Rocky planets like Earth are all believed to have begun as dust circling newly born stars, and clues about the origin of such dust comes to us in today’s meteorites and comets, as well as observations of circumstellar disks around young stars.
But mystery has shrouded the details of the evolution of dust and how it eventually comes to form larger objects. Now, two papers in the journal Nature are proposing a new mechanism to explain it.
The new mechanism hinges on heat-shocked crystalline dust grains, which somehow migrated from where they were created — presumably close to the Sun — to the outer Solar System. By implication, the same process should occur around other young stars.
A trio of past hypotheses had been proposed to explain the migration, but none of them quite fit. They included, according to physicist Dejan Vinkovic of the University of Split in Croatia, turbulent mixing, ballistic launching of particles in a dense wind created by interaction of the accretion disk with the young star’s magnetic field (called the X-wind model), and mixing mediated by transient spiral arms in marginally gravitationally unstable disks. Vinkovic is lead author on one of the Nature papers.
“The turbulent mixing requires a source of efficient turbulent viscosity and the magnetorotational instability is invoked as the most promising candidate, but large stretches of the disk are considered not sufficiently ionized to keep this instability active,” he wrote. “The X-wind model relies on the theoretical notion of magnetic field configurations in the immediate vicinity of pre-main-sequence stars and high hopes are put on future observations to resolve this predicament.”
And finally, “The spiral arms model is in the domain of discussions on whether the underlying numerics, physical approximations and assumptions about the initial conditions are realistic enough to make results plausible.”
In the other paper, Peter Abraham of the Hungarian Academy of Sciences and his colleagues find the signature of crystalline dust after a young star flared, whereas archival data showed no sign of it before the flare.
The Vinkovic paper investigates the mixing of large crystalline dust particles in the protoplanetary nebula around the young Sun.
The force produced by the light shining on an object is a well known phenomenon called radiation pressure. We do not feel it in daily lives because we are too massive for this effect to be noticeable. For very small particles, on the other hand, this force can be larger even than the gravity that keeps particles in the orbit around the star. Investigations have been focused so far only to the radiation pressure due to the starlight. The results showed that individual grains would not travel far and would be pushed deeper into the disk.

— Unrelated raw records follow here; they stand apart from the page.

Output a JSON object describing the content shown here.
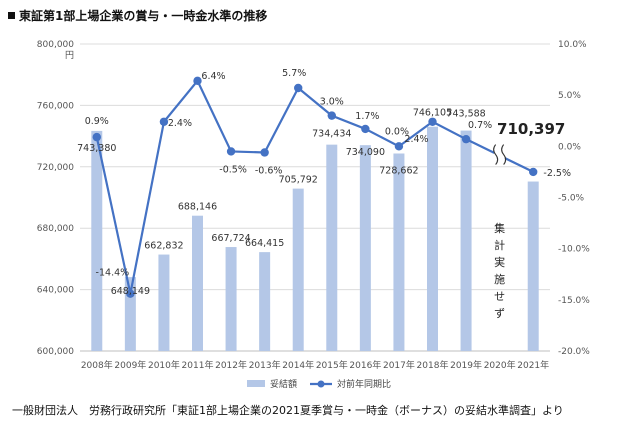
{
  "title": "東証第1部上場企業の賞与・一時金水準の推移",
  "source": "一般財団法人　労務行政研究所「東証1部上場企業の2021夏季賞与・一時金（ボーナス）の妥結水準調査」より",
  "chart_data": {
    "type": "bar+line",
    "categories": [
      "2008年",
      "2009年",
      "2010年",
      "2011年",
      "2012年",
      "2013年",
      "2014年",
      "2015年",
      "2016年",
      "2017年",
      "2018年",
      "2019年",
      "2020年",
      "2021年"
    ],
    "series": [
      {
        "name": "妥結額",
        "axis": "left",
        "values": [
          743380,
          648149,
          662832,
          688146,
          667724,
          664415,
          705792,
          734434,
          734090,
          728662,
          746105,
          743588,
          null,
          710397
        ],
        "labels": [
          "743,380",
          "648,149",
          "662,832",
          "688,146",
          "667,724",
          "664,415",
          "705,792",
          "734,434",
          "734,090",
          "728,662",
          "746,105",
          "743,588",
          "",
          "710,397"
        ],
        "color": "#b4c7e7"
      },
      {
        "name": "対前年同期比",
        "axis": "right",
        "values": [
          0.9,
          -14.4,
          2.4,
          6.4,
          -0.5,
          -0.6,
          5.7,
          3.0,
          1.7,
          0.0,
          2.4,
          0.7,
          null,
          -2.5
        ],
        "labels": [
          "0.9%",
          "-14.4%",
          "2.4%",
          "6.4%",
          "-0.5%",
          "-0.6%",
          "5.7%",
          "3.0%",
          "1.7%",
          "0.0%",
          "2.4%",
          "0.7%",
          "",
          "-2.5%"
        ],
        "color": "#4472c4"
      }
    ],
    "y_left": {
      "unit": "円",
      "ylim": [
        600000,
        800000
      ],
      "ticks": [
        "800,000",
        "760,000",
        "720,000",
        "680,000",
        "640,000",
        "600,000"
      ]
    },
    "y_right": {
      "ylim": [
        -20.0,
        10.0
      ],
      "ticks": [
        "10.0%",
        "5.0%",
        "0.0%",
        "-5.0%",
        "-10.0%",
        "-15.0%",
        "-20.0%"
      ]
    },
    "annotation": "集計実施せず",
    "legend_position": "bottom"
  },
  "colors": {
    "bar": "#b4c7e7",
    "line": "#4472c4"
  }
}
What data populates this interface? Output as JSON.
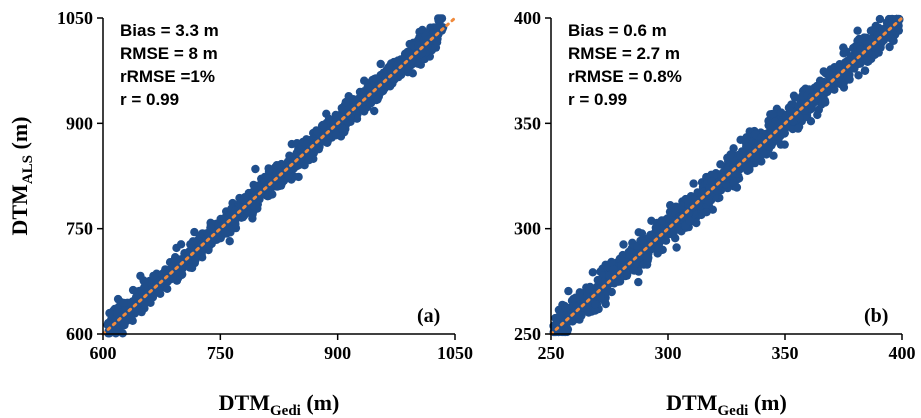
{
  "chart_data": [
    {
      "type": "scatter",
      "panel_label": "(a)",
      "xlabel": {
        "main": "DTM",
        "sub": "Gedi",
        "unit": "(m)"
      },
      "ylabel": {
        "main": "DTM",
        "sub": "ALS",
        "unit": "(m)"
      },
      "xlim": [
        600,
        1050
      ],
      "ylim": [
        600,
        1050
      ],
      "xticks": [
        "600",
        "750",
        "900",
        "1050"
      ],
      "yticks": [
        "600",
        "750",
        "900",
        "1050"
      ],
      "stats": [
        "Bias = 3.3 m",
        "RMSE = 8 m",
        "rRMSE =1%",
        "r = 0.99"
      ],
      "point_color": "#1f4e8c",
      "trend_color": "#f08a3c",
      "bias": 3.3,
      "rmse": 8,
      "r": 0.99,
      "trendline": [
        [
          600,
          600
        ],
        [
          1050,
          1050
        ]
      ],
      "points_envelope": {
        "x_range": [
          605,
          1035
        ],
        "spread_m": 12
      },
      "legend": "none",
      "grid": false
    },
    {
      "type": "scatter",
      "panel_label": "(b)",
      "xlabel": {
        "main": "DTM",
        "sub": "Gedi",
        "unit": "(m)"
      },
      "ylabel": {
        "main": "",
        "sub": "",
        "unit": ""
      },
      "xlim": [
        250,
        400
      ],
      "ylim": [
        250,
        400
      ],
      "xticks": [
        "250",
        "300",
        "350",
        "400"
      ],
      "yticks": [
        "250",
        "300",
        "350",
        "400"
      ],
      "stats": [
        "Bias = 0.6 m",
        "RMSE = 2.7 m",
        "rRMSE = 0.8%",
        "r = 0.99"
      ],
      "point_color": "#1f4e8c",
      "trend_color": "#f08a3c",
      "bias": 0.6,
      "rmse": 2.7,
      "r": 0.99,
      "trendline": [
        [
          250,
          250
        ],
        [
          400,
          400
        ]
      ],
      "points_envelope": {
        "x_range": [
          251,
          399
        ],
        "spread_m": 5
      },
      "legend": "none",
      "grid": false
    }
  ]
}
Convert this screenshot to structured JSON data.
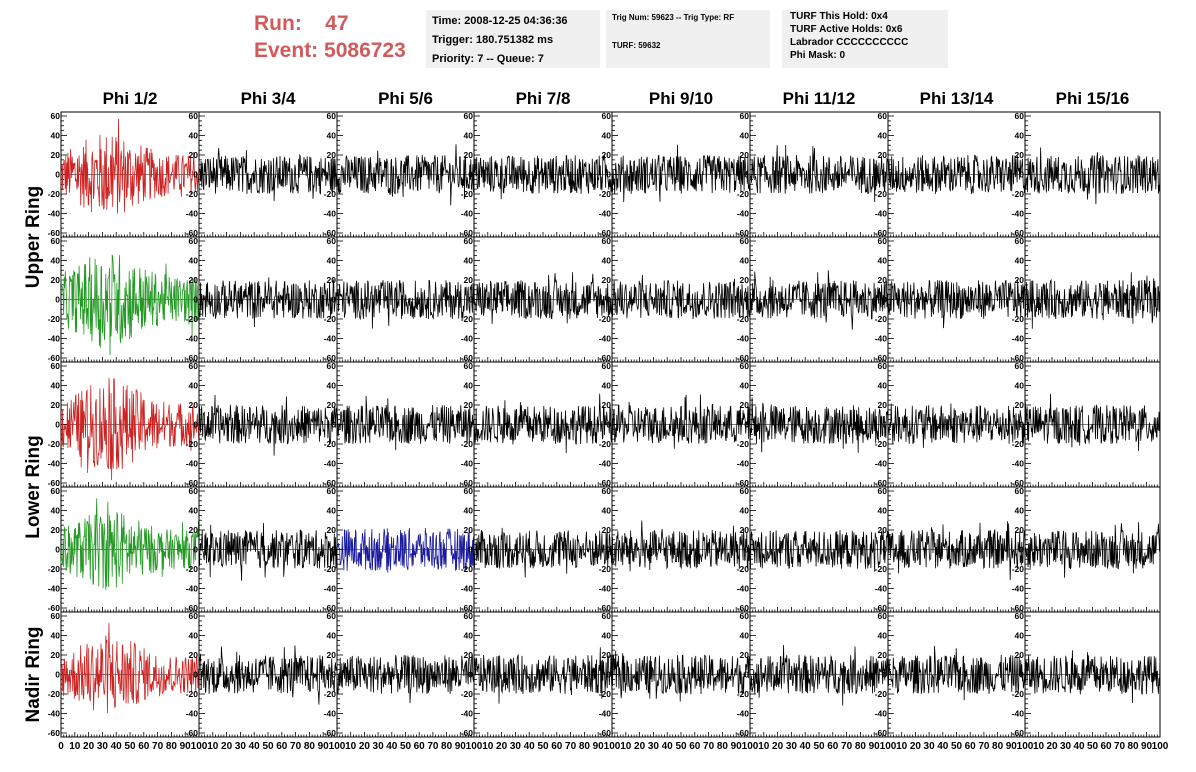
{
  "header": {
    "run_label": "Run:",
    "run_value": "47",
    "event_label": "Event:",
    "event_value": "5086723"
  },
  "info_boxes": {
    "time_line": "Time: 2008-12-25 04:36:36",
    "trigger_line": "Trigger: 180.751382 ms",
    "priority_line": "Priority: 7 -- Queue: 7",
    "trig_num_line": "Trig Num: 59623 -- Trig Type: RF",
    "turf_line": "TURF: 59632",
    "turf_hold_line": "TURF This Hold: 0x4",
    "turf_active_line": "TURF Active Holds: 0x6",
    "labrador_line": "Labrador CCCCCCCCCC",
    "phi_mask_line": "Phi Mask: 0"
  },
  "chart_data": {
    "type": "line",
    "columns": [
      "Phi 1/2",
      "Phi 3/4",
      "Phi 5/6",
      "Phi 7/8",
      "Phi 9/10",
      "Phi 11/12",
      "Phi 13/14",
      "Phi 15/16"
    ],
    "ring_labels": [
      {
        "label": "Upper Ring",
        "rows": [
          0,
          1
        ]
      },
      {
        "label": "Lower Ring",
        "rows": [
          2,
          3
        ]
      },
      {
        "label": "Nadir Ring",
        "rows": [
          4,
          4
        ]
      }
    ],
    "xlim": [
      0,
      100
    ],
    "ylim": [
      -60,
      60
    ],
    "x_tick_labels": [
      "0",
      "10",
      "20",
      "30",
      "40",
      "50",
      "60",
      "70",
      "80",
      "90",
      "100"
    ],
    "y_tick_labels": [
      "60",
      "40",
      "20",
      "0",
      "-20",
      "-40",
      "-60"
    ],
    "y_tick_values": [
      60,
      40,
      20,
      0,
      -20,
      -40,
      -60
    ],
    "samples_per_trace": 260,
    "trace_extent": [
      0,
      100
    ],
    "colors": {
      "default": "#000000",
      "red": "#cc2222",
      "green": "#229922",
      "blue": "#1a1a9e",
      "header": "#d25a5a"
    },
    "highlighted_traces": [
      {
        "row": 0,
        "col": 0,
        "color": "red",
        "amplitude": 30
      },
      {
        "row": 1,
        "col": 0,
        "color": "green",
        "amplitude": 34
      },
      {
        "row": 2,
        "col": 0,
        "color": "red",
        "amplitude": 32
      },
      {
        "row": 3,
        "col": 0,
        "color": "green",
        "amplitude": 28
      },
      {
        "row": 4,
        "col": 0,
        "color": "red",
        "amplitude": 28
      },
      {
        "row": 3,
        "col": 2,
        "color": "blue",
        "amplitude": 22
      }
    ],
    "typical_amplitude": 20
  }
}
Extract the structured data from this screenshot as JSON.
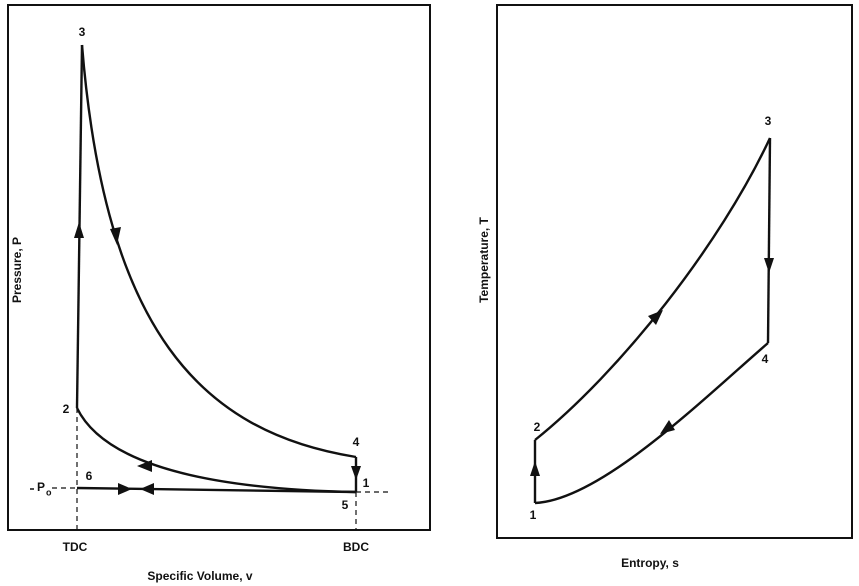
{
  "pv_diagram": {
    "y_label": "Pressure, P",
    "x_label": "Specific Volume, v",
    "points": {
      "1": "1",
      "2": "2",
      "3": "3",
      "4": "4",
      "5": "5",
      "6": "6"
    },
    "tdc": "TDC",
    "bdc": "BDC",
    "p0": {
      "symbol": "P",
      "subscript": "o"
    }
  },
  "ts_diagram": {
    "y_label": "Temperature, T",
    "x_label": "Entropy, s",
    "points": {
      "1": "1",
      "2": "2",
      "3": "3",
      "4": "4"
    }
  }
}
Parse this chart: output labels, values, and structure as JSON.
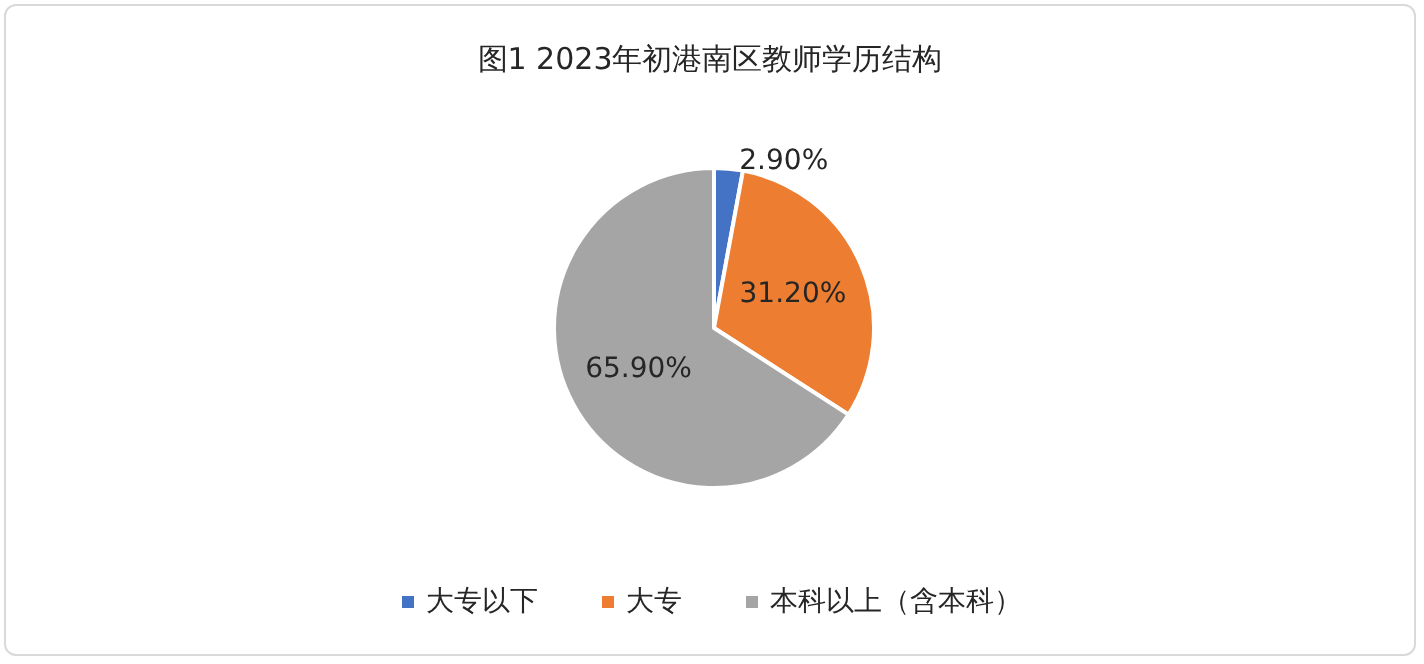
{
  "chart_data": {
    "type": "pie",
    "title": "图1 2023年初港南区教师学历结构",
    "categories": [
      "大专以下",
      "大专",
      "本科以上（含本科）"
    ],
    "values": [
      2.9,
      31.2,
      65.9
    ],
    "value_labels": [
      "2.90%",
      "31.20%",
      "65.90%"
    ],
    "colors": [
      "#4472c4",
      "#ed7d31",
      "#a5a5a5"
    ],
    "legend": "bottom"
  }
}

Vinkovic reports that infrared radiation arising from the dusty disk can loft grains bigger than one micrometer out of the inner disk, where they are pushed outwards by stellar radiation pressure while gliding above the disk. Grains re-enter the disk at radii where it is too cold to produce sufficient infrared radiation pressure support for a given grain size and solid density.
However, Vinkovic points out that it is not only the star, but also the disk that shines. When studying effects on protoplanetary dust grains larger than one micrometer, which is comparable to the particle size of cigarette smoke, Vinkovic has discovered that the intense infrared light from the hottest regions of the protoplanetary disk is capable of pushing such dust out of the disk. Infrared radiation is what we can feel as “heat” on our skin. Combination of radiation pressure from the star and the disk creates a net force that enables dust grains to surf along the disk surface from inner to outer regions of the disk.
The temperatures in this hot region reach around 1500 degrees Kelvin (2200 degrees Fahrenheit), enough to vaporize solid dust particles or to alter their physical and chemical structure. The mechanism that Vinkovic describes in his paper would transfer such altered dust particles to colder disk regions away from the star. This can explain why comets contain a puzzling combination of ices and particles altered at high temperatures. Astronomers have been perplexed by this mixture, since comets form in cold disk regions out of frozen substances like water, carbon dioxide or methane. Rocky dust particles that end up mixed with ices are therefore expected to never experience high temperatures.
In an editorial accompanying the studies, University of Missouri astrophysicist Aigen Li wrote that the origin of crystalline silicates in comets “has been a matter of debate since their first detection 20 years ago.”
While Li touts promise in the new theory, “It would be interesting to see whether other mechanisms such as turbulent mixing and the ‘X-wind’ model would effectively carry submicrometre grains, which are efficient mid-IR emitters, outwards and incorporate them into comets,” he wrote. “It is also possible that some — but not all — crystalline silicates are made in situ in cometary comae.”